I am trying to learn Google Kubernetes Engine. I am deploying a web app in Node.js on a cluster containing 6 sensitive environment variables. Locally I have them in an .env file that I have .gitignored. I push the code to github which creates a container on Cloud Build through a trigger.
I am using the graphical user interface of GCP (i.e not Kubectl, gsutil or the likes of it). I am also doing it without Yaml-files. This works perfectly fine for now.
However, I am troubleshooting an issue which makes me having to deploy new workloads all the time, and as such I need to add those environmental variables every time, which is quite tedious.
I understand the solution is to do it either using gsutil and/or use yaml-files. I know I will have to start using gsutil and yaml at some point, and maybe that is now.
However, I wonder if I put environmental variables in a yaml-file that I push to github and further on to GCP, I obviously cannot gitignore it. How, then, do I keep the passwords etc outside of the code base? I moved these variables from the code into environmental variables for that reason.
What is common/good practise to work with environmental variables on GCP - in a easy and safe manner?
CodePudding user response:
What is common/good practise to work with environmental variables on GCP - in a easy and safe manner?

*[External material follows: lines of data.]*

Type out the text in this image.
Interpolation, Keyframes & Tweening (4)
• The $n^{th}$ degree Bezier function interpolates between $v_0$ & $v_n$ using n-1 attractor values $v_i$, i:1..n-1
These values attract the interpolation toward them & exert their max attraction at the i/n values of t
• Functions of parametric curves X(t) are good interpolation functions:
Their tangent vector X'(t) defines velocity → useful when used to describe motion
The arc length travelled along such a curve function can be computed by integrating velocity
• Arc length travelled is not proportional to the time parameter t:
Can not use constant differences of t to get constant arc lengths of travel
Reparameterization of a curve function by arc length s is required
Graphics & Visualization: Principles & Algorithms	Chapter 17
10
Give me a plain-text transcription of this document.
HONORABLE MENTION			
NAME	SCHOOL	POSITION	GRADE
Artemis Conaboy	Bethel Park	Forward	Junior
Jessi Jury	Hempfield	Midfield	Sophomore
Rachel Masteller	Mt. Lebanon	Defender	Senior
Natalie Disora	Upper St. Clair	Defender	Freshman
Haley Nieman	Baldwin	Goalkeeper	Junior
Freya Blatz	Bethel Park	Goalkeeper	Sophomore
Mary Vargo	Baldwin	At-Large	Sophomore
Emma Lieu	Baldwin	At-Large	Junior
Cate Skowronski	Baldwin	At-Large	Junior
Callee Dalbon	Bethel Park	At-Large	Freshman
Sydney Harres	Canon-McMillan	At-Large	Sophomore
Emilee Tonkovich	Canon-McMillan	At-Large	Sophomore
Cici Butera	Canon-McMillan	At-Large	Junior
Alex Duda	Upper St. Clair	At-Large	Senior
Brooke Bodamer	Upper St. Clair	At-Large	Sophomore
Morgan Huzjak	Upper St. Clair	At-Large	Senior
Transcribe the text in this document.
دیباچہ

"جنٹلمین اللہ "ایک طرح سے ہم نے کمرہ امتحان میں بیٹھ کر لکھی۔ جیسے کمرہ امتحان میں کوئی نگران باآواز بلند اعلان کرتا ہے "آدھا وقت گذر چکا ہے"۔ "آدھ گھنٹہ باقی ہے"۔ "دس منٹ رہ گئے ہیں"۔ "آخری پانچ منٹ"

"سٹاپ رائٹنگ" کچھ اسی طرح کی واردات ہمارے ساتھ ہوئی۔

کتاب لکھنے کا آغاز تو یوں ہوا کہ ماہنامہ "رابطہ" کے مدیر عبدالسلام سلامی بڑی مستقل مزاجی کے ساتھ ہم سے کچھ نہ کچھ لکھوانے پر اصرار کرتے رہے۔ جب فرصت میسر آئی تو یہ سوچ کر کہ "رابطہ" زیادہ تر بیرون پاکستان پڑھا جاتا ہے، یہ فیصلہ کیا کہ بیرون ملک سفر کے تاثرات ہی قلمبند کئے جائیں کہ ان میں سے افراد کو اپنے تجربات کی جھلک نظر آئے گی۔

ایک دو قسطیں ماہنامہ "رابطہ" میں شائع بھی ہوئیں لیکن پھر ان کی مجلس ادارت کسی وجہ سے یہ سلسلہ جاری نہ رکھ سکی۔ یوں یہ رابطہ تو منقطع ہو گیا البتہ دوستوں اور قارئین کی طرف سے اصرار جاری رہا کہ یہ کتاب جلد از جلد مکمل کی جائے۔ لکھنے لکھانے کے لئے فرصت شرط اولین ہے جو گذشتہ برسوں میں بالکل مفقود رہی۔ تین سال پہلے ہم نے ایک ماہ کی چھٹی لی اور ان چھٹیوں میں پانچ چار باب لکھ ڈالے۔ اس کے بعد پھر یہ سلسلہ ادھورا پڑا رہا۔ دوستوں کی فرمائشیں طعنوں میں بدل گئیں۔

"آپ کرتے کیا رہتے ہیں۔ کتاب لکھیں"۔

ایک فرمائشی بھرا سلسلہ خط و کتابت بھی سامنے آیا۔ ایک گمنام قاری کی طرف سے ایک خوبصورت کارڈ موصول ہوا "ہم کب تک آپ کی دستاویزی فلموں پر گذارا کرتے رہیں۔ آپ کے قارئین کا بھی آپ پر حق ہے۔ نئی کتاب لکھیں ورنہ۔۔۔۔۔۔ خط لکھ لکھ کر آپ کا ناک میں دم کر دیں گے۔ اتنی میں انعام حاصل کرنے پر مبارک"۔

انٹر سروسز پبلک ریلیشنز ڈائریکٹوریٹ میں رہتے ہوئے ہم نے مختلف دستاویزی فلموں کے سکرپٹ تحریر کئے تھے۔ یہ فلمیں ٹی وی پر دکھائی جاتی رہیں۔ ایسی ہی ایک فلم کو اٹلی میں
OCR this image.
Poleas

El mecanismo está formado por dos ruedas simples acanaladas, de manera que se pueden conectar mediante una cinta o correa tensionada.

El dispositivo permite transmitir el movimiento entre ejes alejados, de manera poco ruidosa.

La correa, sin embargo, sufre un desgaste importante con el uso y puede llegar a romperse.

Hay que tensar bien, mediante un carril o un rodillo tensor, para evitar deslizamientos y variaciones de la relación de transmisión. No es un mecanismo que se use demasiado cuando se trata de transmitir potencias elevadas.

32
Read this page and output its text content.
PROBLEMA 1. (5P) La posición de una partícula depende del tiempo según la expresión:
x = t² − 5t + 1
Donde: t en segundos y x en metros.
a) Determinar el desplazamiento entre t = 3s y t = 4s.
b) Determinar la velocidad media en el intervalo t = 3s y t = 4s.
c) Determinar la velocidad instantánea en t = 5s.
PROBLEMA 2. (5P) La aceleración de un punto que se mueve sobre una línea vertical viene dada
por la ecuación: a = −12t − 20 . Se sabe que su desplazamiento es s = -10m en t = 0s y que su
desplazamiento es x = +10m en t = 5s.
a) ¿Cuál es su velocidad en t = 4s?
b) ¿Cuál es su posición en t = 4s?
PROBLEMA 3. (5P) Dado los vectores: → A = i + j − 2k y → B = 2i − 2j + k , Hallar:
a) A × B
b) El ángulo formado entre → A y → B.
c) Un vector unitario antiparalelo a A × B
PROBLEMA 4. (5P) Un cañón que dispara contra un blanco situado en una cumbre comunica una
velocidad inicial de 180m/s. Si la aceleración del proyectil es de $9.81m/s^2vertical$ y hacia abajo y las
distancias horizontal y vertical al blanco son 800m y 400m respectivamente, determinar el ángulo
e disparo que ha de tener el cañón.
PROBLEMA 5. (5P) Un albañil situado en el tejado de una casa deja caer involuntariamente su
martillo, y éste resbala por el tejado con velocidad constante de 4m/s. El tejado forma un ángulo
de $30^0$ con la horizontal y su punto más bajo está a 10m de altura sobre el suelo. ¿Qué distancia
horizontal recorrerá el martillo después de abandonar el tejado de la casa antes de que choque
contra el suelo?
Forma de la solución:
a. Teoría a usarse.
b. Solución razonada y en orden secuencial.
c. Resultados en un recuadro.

Very easy documentation : https://cloud.google.com/kubernetes-engine/docs/concepts/secret
You should be using the Key-value store or other Key value management service.
Kubernetes suggest the best practice is to use the K8s secret and configmap which is base64 encoded key-value pair. That you applied to K8s cluster using YAML and which further get injected to deployment and application get it from the environment.
Either you inject variables into environment variables or inject as files into file system from where further used by the application.
You can check more at : https://kubernetes.io/docs/concepts/configuration/secret/
Basic example secret injecting as Environment:
apiVersion: v1
kind: Pod
metadata:
name: secret-env-pod
spec:
containers:
- name: mycontainer
image: redis
env:
- name: SECRET_USERNAME
valueFrom:
secretKeyRef:
name: mysecret
key: username
You store files into secret and that secret base64 encoded injected to deployment and add file there in the filesystem. Once your application starts it start using a file from that file.
Basic example secret injecting as File into file system:
apiVersion: v1
kind: Pod
metadata:
name: mypod
spec:
containers:
- name: mypod
image: redis
volumeMounts:
- name: foo
mountPath: "/etc/foo"
volumes:
- name: foo
secret:
secretName: mysecret
Now it's on you which type of Environment variables you have, if it's simple Key-value or .env etc.
If it's simple Keyvalue, you are looking for encryption at rest, security and other access policy, and UI to update secret.
i would recommend checking out the Hashicorp vault famous and used by many enterprises. Using this you can encrypt the secret and inject it into the deployment. But you need deploy and manage this workload it's not managed service like secret manager or so.
i am not an employee of Google but you are on GKE i would also suggest checking out the Secret manager or KMS which can manage your secret.
Article : https://cloud.google.com/kubernetes-engine/docs/how-to/encrypting-secrets
Github CSI driver : https://github.com/GoogleCloudPlatform/secrets-store-csi-driver-provider-gcp
If you have no concerns with encoding and those are not important secrets you can use default inbuilt K8s secret.
On committing YAML file side, if you are using Vault or secret manager you won't have to manage secret in YAML file or deployment YAML won't be storing any confidential secrets.